The violence was the latest in months of unrelenting bloodshed, the country’s worst since 2008, that has sparked concern Iraq is slipping back into the all-out sectarian war of previous years that killed tens of thousands.

Authorities have imposed tough restrictions on movement in the capital and elsewhere, and carried out wide-ranging operations against militants, but insurgents have pressed their attacks.

Yesterday, they struck in more than a dozen towns and cities, with at least 17 car bombs, killing 46 people and wounding more than 130 overall.

The deadliest violence was in and around the city of Hilla, the predominantly Shia capital of Babil province south of Baghdad, where four car bombs killed 19 people, police and medics said.

“I saw many people with burns, and people who were on fire, they were screaming for help,” said Sajjad Al Amari, a 22-year-old witness to one car bombing on the outskirts of Hilla.

Another witness, Karrar Ahmed, said he saw “many shop owners who were thrown to the floor, many were killed and wounded, and they were lying on the ground, among the goods from their shops”.

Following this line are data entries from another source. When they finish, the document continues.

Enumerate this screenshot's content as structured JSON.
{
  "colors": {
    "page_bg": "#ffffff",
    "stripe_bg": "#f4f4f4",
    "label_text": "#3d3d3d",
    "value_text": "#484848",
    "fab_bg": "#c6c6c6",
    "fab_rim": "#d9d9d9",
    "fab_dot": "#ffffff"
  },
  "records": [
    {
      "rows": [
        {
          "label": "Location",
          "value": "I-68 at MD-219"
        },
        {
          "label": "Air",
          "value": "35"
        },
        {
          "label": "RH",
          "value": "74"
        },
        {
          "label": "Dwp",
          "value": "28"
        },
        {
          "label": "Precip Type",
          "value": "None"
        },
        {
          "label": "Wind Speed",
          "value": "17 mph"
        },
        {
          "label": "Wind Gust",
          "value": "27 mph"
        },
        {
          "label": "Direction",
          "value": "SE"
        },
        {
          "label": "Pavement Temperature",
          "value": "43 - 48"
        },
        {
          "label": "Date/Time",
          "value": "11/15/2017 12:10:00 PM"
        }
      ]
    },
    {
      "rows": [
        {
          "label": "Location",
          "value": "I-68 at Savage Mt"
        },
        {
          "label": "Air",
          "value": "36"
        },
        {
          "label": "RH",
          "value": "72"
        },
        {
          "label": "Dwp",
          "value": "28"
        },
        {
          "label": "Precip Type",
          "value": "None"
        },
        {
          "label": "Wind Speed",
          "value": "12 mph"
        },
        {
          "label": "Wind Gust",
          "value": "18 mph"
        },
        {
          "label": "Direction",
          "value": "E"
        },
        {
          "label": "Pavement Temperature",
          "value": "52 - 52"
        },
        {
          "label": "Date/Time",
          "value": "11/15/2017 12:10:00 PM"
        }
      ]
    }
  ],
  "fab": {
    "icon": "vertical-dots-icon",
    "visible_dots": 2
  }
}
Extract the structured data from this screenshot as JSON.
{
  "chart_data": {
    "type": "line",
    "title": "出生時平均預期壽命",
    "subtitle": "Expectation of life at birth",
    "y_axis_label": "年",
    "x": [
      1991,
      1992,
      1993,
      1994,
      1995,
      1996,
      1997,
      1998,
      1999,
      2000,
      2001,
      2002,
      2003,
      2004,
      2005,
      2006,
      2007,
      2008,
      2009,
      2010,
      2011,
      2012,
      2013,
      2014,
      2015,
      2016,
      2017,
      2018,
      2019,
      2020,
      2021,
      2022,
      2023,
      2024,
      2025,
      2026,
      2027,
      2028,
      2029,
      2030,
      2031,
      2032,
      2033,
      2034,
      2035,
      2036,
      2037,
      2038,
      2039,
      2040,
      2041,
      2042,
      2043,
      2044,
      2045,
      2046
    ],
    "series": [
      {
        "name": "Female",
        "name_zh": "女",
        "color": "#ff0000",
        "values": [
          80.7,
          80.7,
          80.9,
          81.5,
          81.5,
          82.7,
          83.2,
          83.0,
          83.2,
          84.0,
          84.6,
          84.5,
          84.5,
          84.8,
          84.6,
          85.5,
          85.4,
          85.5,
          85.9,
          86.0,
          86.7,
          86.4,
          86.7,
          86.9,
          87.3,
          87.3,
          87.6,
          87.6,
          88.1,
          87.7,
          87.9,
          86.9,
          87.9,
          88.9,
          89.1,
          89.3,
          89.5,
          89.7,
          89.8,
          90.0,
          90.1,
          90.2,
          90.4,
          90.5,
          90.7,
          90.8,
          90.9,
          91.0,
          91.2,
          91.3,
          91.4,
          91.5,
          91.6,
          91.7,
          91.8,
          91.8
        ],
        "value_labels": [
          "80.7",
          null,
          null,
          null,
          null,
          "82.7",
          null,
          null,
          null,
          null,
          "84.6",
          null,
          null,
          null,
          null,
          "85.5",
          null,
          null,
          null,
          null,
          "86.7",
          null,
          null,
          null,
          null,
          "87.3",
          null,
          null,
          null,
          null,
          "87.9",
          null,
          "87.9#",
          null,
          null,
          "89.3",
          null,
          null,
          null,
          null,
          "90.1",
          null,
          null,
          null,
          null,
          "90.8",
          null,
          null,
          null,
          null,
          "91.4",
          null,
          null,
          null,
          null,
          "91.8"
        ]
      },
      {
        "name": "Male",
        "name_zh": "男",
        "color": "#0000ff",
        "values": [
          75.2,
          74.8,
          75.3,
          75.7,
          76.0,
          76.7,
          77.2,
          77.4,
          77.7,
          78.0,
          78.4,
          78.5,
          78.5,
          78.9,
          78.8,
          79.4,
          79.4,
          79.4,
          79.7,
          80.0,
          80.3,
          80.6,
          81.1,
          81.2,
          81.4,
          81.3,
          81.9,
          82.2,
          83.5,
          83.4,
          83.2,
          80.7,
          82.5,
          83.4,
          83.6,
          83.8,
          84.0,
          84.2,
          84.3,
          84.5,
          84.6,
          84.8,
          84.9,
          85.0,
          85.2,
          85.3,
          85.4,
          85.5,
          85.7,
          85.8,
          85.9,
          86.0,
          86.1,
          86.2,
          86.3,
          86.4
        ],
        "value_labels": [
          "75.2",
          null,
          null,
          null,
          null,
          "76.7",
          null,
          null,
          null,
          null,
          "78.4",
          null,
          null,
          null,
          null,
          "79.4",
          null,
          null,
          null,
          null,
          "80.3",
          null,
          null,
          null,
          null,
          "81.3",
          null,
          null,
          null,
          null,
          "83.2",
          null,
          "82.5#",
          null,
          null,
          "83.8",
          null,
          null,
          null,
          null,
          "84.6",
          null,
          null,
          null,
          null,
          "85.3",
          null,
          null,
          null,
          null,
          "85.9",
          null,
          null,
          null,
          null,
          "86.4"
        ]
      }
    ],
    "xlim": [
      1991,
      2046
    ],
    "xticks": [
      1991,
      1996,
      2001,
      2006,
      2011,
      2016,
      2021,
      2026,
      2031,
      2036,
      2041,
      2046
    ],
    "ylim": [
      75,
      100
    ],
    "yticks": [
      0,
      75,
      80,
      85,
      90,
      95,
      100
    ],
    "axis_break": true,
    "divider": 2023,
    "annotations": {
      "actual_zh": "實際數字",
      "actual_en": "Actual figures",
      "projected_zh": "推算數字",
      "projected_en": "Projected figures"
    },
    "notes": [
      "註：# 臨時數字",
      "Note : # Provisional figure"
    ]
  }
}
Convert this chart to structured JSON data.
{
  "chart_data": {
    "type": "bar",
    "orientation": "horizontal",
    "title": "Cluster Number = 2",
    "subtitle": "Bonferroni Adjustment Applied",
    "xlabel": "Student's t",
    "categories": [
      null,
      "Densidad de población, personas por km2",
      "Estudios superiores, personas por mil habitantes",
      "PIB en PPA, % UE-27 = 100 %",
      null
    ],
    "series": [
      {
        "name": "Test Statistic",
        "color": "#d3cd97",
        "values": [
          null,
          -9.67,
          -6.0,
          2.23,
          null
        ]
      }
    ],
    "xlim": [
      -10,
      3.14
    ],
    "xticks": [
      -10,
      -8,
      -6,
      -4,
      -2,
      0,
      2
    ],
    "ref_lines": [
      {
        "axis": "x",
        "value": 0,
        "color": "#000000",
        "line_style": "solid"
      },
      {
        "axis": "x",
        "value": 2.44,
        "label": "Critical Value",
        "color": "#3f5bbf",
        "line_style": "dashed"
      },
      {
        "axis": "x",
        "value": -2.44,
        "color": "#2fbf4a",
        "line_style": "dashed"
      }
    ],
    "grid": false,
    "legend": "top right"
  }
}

Ahmed said incompetence on the part of the security forces had “cleared the way for terrorists to target, and kill, civilians”.

No group immediately claimed responsibility for the violence, which largely struck majority Shia areas. Sunni militants linked to Al Qaeda, however, often target Iraq’s Shia majority, whose adherents they regard as apostates.

In Baghdad, meanwhile, a car bomb hit the convoy of Riyadh Al Adhadh, chief of the provincial council and a Sunni lawmaker from the party of the national parliament speaker.

Adhadh was unharmed but two others, including one of his bodyguards, were killed and four people were wounded.

The blast shattered the windows of nearby shops and buildings, and security forces imposed a cordon around the area in the aftermath, a journalist at the scene said.

A car bomb killed three others later in the day in the capital.

Another car bombing at a market on the outskirts of the southern port city of Basra killed three people and wounded 15 others, officials said.

Attacks south of Baghdad — in Yusifiyah, Karbala, Nasiriyah, Kut, Suweirah and Hafriyah — left nine people dead, while shootings and bombings in and around the northern and western cities of Abu Ghraib, Baquba, Sharqat, Kirkuk and Mosul killed 10 more.

The latest bloodshed comes amid a months-long increase in violence which has left more than 4,000 dead already this year.

Authorities insist a campaign targeting militants is yielding results, claiming to have captured hundreds of alleged fighters and killed dozens, with security forces apparently having dismantled several insurgent training camps and bomb-making sites.

But the government has faced criticism for not doing more to defuse Sunni Arab anger over alleged ill-treatment at the hands of the Shia-led authorities.